Border Patrol Identifies Thousands Of ‘Fraudulent Family’ Cases
More than 3,000 fraudulent family cases have been identified by U.S. Border Patrol in the past six months, demonstrating the lengths to which illegal migrants will go to abuse U.S. laws.
“It’s very clear that the cartel and smugglers know the weaknesses in our laws. They know that family units and unaccompanied children will be released with no consequences for their illegal entries,” acting Homeland Security Secretary Kevin McAleenan stated when he visited the U.S.-Mexico border near McAllen, Texas.
McAleenan, who took over the role of DHS chief following Kirstjen Nielsen’s resignation, said Tuesday marked a new record in single-day border crossings, with over 4,800 people crossing in a 24-hour period. Nearly 1,000 of those apprehended on Tuesday came in just three big groups.
Thousands of families, the acting DHS chief said, have arrived at the border only to be discovered to be lying about their kinship. The department is now buckling down on migrant child recycling rings.
“The same child is brought across the border with an adult multiple times to try and gain that release that family units are required under court order,” he said.
The influx of fraudulent migrant families comes as border apprehensions continue to rise. Customs and Border Patrol (CBP) announced that 418,000 nationwide apprehensions have occurred this fiscal year to date, already beating the total number of apprehensions for the entire 2018 fiscal year. A vast number of these migrants are from Honduras, Guatemala and El Salvador, burdening U.S. immigration laws geared mostly toward Mexican nationals.
“At DHS we’re taking aggressive action to mitigate the crisis to protect vulnerable people in our custody by expanding medical care, creating temporarily facilities, improving transportation, using additional resources from DHS, and other departments throughout the federal government,” McAleenan continued. (RELATED: Kyrsten Sinema Bucks Party, Calls On Lawmakers To Better Secure The Border)

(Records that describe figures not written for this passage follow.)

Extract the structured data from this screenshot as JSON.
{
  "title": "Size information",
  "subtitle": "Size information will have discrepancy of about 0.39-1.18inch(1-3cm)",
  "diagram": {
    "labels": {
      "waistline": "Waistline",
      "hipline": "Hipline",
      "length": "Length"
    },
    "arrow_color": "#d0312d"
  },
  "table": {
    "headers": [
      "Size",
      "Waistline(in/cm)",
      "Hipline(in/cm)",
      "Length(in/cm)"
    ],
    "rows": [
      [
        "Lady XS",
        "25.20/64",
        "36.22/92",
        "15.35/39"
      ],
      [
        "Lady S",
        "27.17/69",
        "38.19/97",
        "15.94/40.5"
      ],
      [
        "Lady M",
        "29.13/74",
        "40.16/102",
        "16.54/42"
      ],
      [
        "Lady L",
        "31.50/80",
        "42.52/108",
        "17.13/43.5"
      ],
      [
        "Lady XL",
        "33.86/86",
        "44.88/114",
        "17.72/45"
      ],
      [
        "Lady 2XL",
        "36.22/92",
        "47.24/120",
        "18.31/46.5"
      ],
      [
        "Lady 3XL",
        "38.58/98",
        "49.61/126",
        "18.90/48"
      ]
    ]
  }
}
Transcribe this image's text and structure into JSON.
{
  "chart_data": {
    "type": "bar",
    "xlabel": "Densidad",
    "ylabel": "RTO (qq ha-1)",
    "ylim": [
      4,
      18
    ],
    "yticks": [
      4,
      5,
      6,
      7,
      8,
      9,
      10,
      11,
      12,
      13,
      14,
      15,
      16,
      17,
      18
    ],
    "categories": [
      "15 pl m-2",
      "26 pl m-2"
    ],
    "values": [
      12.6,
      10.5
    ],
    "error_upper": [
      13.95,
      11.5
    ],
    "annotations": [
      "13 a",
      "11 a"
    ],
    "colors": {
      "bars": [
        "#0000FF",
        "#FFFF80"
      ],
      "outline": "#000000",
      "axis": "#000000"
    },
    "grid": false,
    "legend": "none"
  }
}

Many of the Central American migrants readily admit that they’ve been encouraged to make the trip to the U.S. border, and are told that bringing a child with them will increase their chances of being released into the interior of the country.
“We’ve been told if you are a father you can bring your child and you will be helped here if you’re in that situation,” said a Guatemalan pastor who was apprehended at the Rio Grande Valley. He claimed newspaper advertisements in his home country, with promises of jobs and U.S. government assistance, prompted him to make the journey.